Spin glasses, the quantum annealing, colloidal glasses and crystals: exploring complex free-energy landscapes

Abstract

Glassy behavior is one of the main open problems in condensed matter physics. In this thesis, we approach the problem by studying spin-glasses and colloids, using several complementary strategies. From the point of view of model building, we propose a new model, the hypercube model, which is mean-field but defined in a metric space. We show that, also in Mean Field, the spin-glass non-equilibrium dynamics is a domain-growth process very similar to its three-dimensional counterpart.
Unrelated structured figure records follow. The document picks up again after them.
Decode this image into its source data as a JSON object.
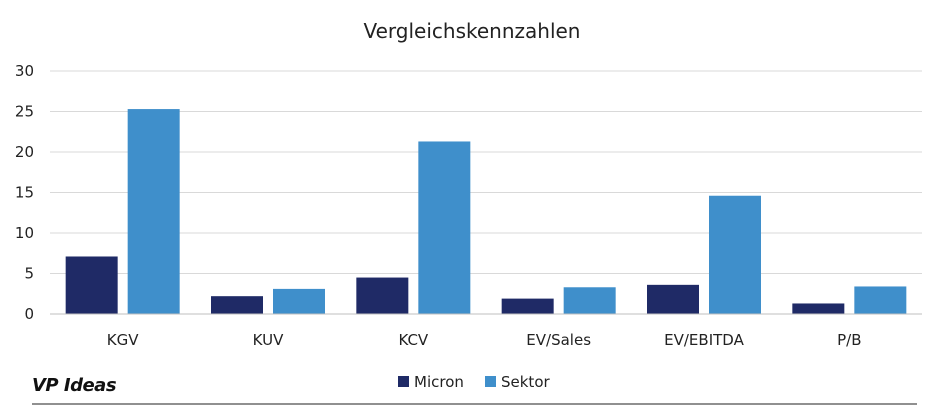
{
  "brand": {
    "label": "VP Ideas"
  },
  "chart_data": {
    "type": "bar",
    "title": "Vergleichskennzahlen",
    "xlabel": "",
    "ylabel": "",
    "categories": [
      "KGV",
      "KUV",
      "KCV",
      "EV/Sales",
      "EV/EBITDA",
      "P/B"
    ],
    "series": [
      {
        "name": "Micron",
        "color": "#1F2A66",
        "values": [
          7.1,
          2.2,
          4.5,
          1.9,
          3.6,
          1.3
        ]
      },
      {
        "name": "Sektor",
        "color": "#3F8FCB",
        "values": [
          25.3,
          3.1,
          21.3,
          3.3,
          14.6,
          3.4
        ]
      }
    ],
    "ylim": [
      0,
      30
    ],
    "yticks": [
      0,
      5,
      10,
      15,
      20,
      25,
      30
    ],
    "grid": true,
    "legend": "bottom"
  },
  "colors": {
    "gridline": "#d9d9d9",
    "axis": "#bfbfbf",
    "rule": "#222222"
  }
}
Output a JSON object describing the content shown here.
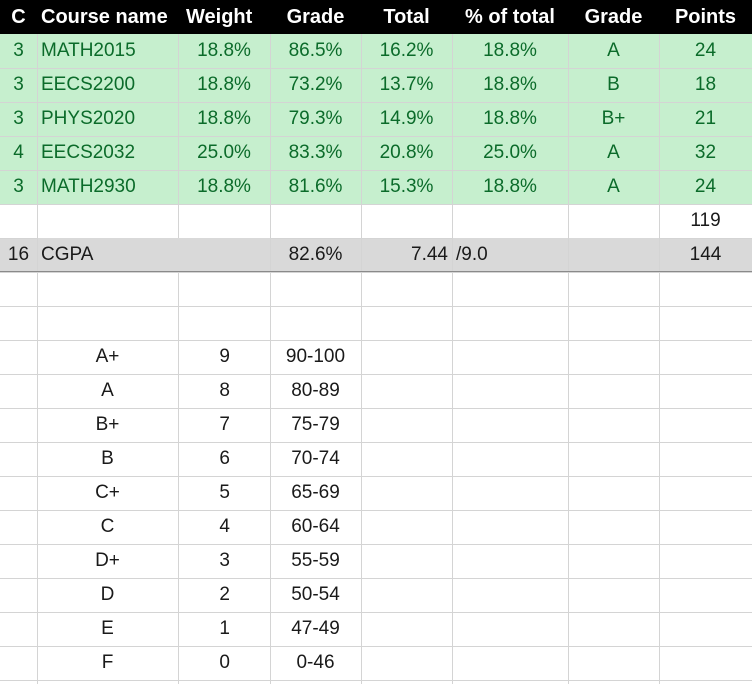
{
  "colors": {
    "header_bg": "#000000",
    "header_text": "#ffffff",
    "course_row_bg": "#c6efce",
    "course_row_text": "#0b6b2a",
    "cgpa_row_bg": "#d9d9d9",
    "gridline": "#d4d4d4"
  },
  "headers": [
    "C",
    "Course name",
    "Weight",
    "Grade",
    "Total",
    "% of total",
    "Grade",
    "Points"
  ],
  "courses": [
    {
      "credits": "3",
      "name": "MATH2015",
      "weight": "18.8%",
      "grade_pct": "86.5%",
      "total": "16.2%",
      "pct_total": "18.8%",
      "letter": "A",
      "points": "24"
    },
    {
      "credits": "3",
      "name": "EECS2200",
      "weight": "18.8%",
      "grade_pct": "73.2%",
      "total": "13.7%",
      "pct_total": "18.8%",
      "letter": "B",
      "points": "18"
    },
    {
      "credits": "3",
      "name": "PHYS2020",
      "weight": "18.8%",
      "grade_pct": "79.3%",
      "total": "14.9%",
      "pct_total": "18.8%",
      "letter": "B+",
      "points": "21"
    },
    {
      "credits": "4",
      "name": "EECS2032",
      "weight": "25.0%",
      "grade_pct": "83.3%",
      "total": "20.8%",
      "pct_total": "25.0%",
      "letter": "A",
      "points": "32"
    },
    {
      "credits": "3",
      "name": "MATH2930",
      "weight": "18.8%",
      "grade_pct": "81.6%",
      "total": "15.3%",
      "pct_total": "18.8%",
      "letter": "A",
      "points": "24"
    }
  ],
  "points_sum": "119",
  "cgpa_row": {
    "credits": "16",
    "label": "CGPA",
    "grade_pct": "82.6%",
    "gpa": "7.44",
    "scale": "/9.0",
    "max_points": "144"
  },
  "scale_table": [
    {
      "letter": "A+",
      "value": "9",
      "range": "90-100"
    },
    {
      "letter": "A",
      "value": "8",
      "range": "80-89"
    },
    {
      "letter": "B+",
      "value": "7",
      "range": "75-79"
    },
    {
      "letter": "B",
      "value": "6",
      "range": "70-74"
    },
    {
      "letter": "C+",
      "value": "5",
      "range": "65-69"
    },
    {
      "letter": "C",
      "value": "4",
      "range": "60-64"
    },
    {
      "letter": "D+",
      "value": "3",
      "range": "55-59"
    },
    {
      "letter": "D",
      "value": "2",
      "range": "50-54"
    },
    {
      "letter": "E",
      "value": "1",
      "range": "47-49"
    },
    {
      "letter": "F",
      "value": "0",
      "range": "0-46"
    }
  ]
}
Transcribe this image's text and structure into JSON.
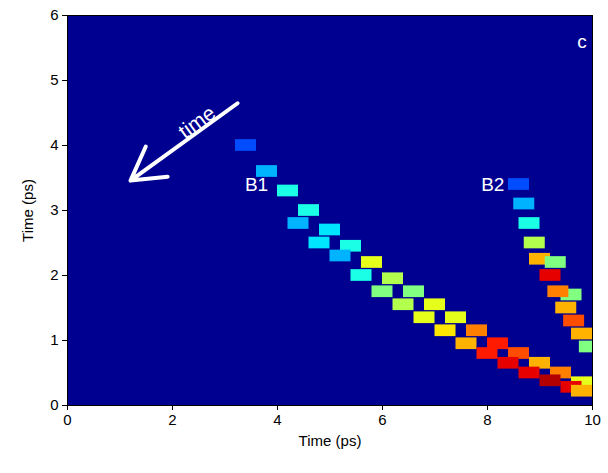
{
  "chart_data": {
    "type": "heatmap",
    "x_label": "Time (ps)",
    "y_label": "Time (ps)",
    "xlim": [
      0,
      10
    ],
    "ylim": [
      0,
      6
    ],
    "xticks": [
      0,
      2,
      4,
      6,
      8,
      10
    ],
    "yticks": [
      0,
      1,
      2,
      3,
      4,
      5,
      6
    ],
    "clim": [
      0,
      1
    ],
    "cell_width": 0.4,
    "cell_height": 0.18,
    "cells": [
      [
        3.4,
        4.0,
        0.2
      ],
      [
        3.8,
        3.6,
        0.3
      ],
      [
        4.2,
        3.3,
        0.4
      ],
      [
        4.6,
        3.0,
        0.4
      ],
      [
        5.0,
        2.7,
        0.35
      ],
      [
        5.4,
        2.45,
        0.4
      ],
      [
        5.8,
        2.2,
        0.6
      ],
      [
        6.2,
        1.95,
        0.55
      ],
      [
        6.6,
        1.75,
        0.5
      ],
      [
        7.0,
        1.55,
        0.6
      ],
      [
        7.4,
        1.35,
        0.6
      ],
      [
        7.8,
        1.15,
        0.75
      ],
      [
        8.2,
        0.95,
        0.85
      ],
      [
        8.6,
        0.8,
        0.8
      ],
      [
        9.0,
        0.65,
        0.7
      ],
      [
        9.4,
        0.5,
        0.75
      ],
      [
        9.8,
        0.35,
        0.6
      ],
      [
        4.4,
        2.8,
        0.3
      ],
      [
        4.8,
        2.5,
        0.35
      ],
      [
        5.2,
        2.3,
        0.3
      ],
      [
        5.6,
        2.0,
        0.4
      ],
      [
        6.0,
        1.75,
        0.5
      ],
      [
        6.4,
        1.55,
        0.55
      ],
      [
        6.8,
        1.35,
        0.6
      ],
      [
        7.2,
        1.15,
        0.65
      ],
      [
        7.6,
        0.95,
        0.7
      ],
      [
        8.0,
        0.8,
        0.85
      ],
      [
        8.4,
        0.65,
        0.9
      ],
      [
        8.8,
        0.5,
        0.9
      ],
      [
        9.2,
        0.38,
        0.95
      ],
      [
        9.6,
        0.28,
        0.9
      ],
      [
        9.8,
        0.22,
        0.7
      ],
      [
        8.6,
        3.4,
        0.2
      ],
      [
        8.7,
        3.1,
        0.3
      ],
      [
        8.8,
        2.8,
        0.4
      ],
      [
        8.9,
        2.5,
        0.55
      ],
      [
        9.0,
        2.25,
        0.7
      ],
      [
        9.3,
        2.2,
        0.5
      ],
      [
        9.6,
        1.7,
        0.5
      ],
      [
        9.2,
        2.0,
        0.9
      ],
      [
        9.35,
        1.75,
        0.75
      ],
      [
        9.5,
        1.5,
        0.7
      ],
      [
        9.65,
        1.3,
        0.8
      ],
      [
        9.8,
        1.1,
        0.7
      ],
      [
        9.95,
        0.9,
        0.5
      ]
    ],
    "annotations": [
      {
        "text": "B1",
        "x": 3.6,
        "y": 3.4
      },
      {
        "text": "B2",
        "x": 8.1,
        "y": 3.4
      },
      {
        "text": "c",
        "x": 9.8,
        "y": 5.6
      },
      {
        "text": "time",
        "x1": 3.24,
        "y1": 4.65,
        "x2": 1.2,
        "y2": 3.46
      }
    ]
  }
}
We also consider spin-glasses in three spatial dimensions, focusing on temperature chaos. Thanks to the low-temperature configurations equilibrated with Janus, we show that temperature chaos can be aptly described through a large-deviations functional. The finite-size scaling behavior can be predicted in details from this functional, including the pre-asymptotic regime where chaos is driven by rare events. We also address the problem of finding new, efficient algorithms to study glassy systems. In particular, in the context of the Quantum-Adiabatic algorithm we discuss strategies for bypassing the "first-order bottleneck". Our approach is successfully put to work on the p-spin ferromagnetic model. We also show how to use tethered Monte Carlo (a recent refinement of Umbrella Sampling) to handle problems with more than one order parameter, such as hard-spheres crystallization. We study the crystallization transition equilibrating the largest systems to date, and obtaining very accurate determinations of the coexistence pressure and the interfacial free-energy. We also show our efforts to characterize the solid phase in a system of soft spheres at very high polydispersity.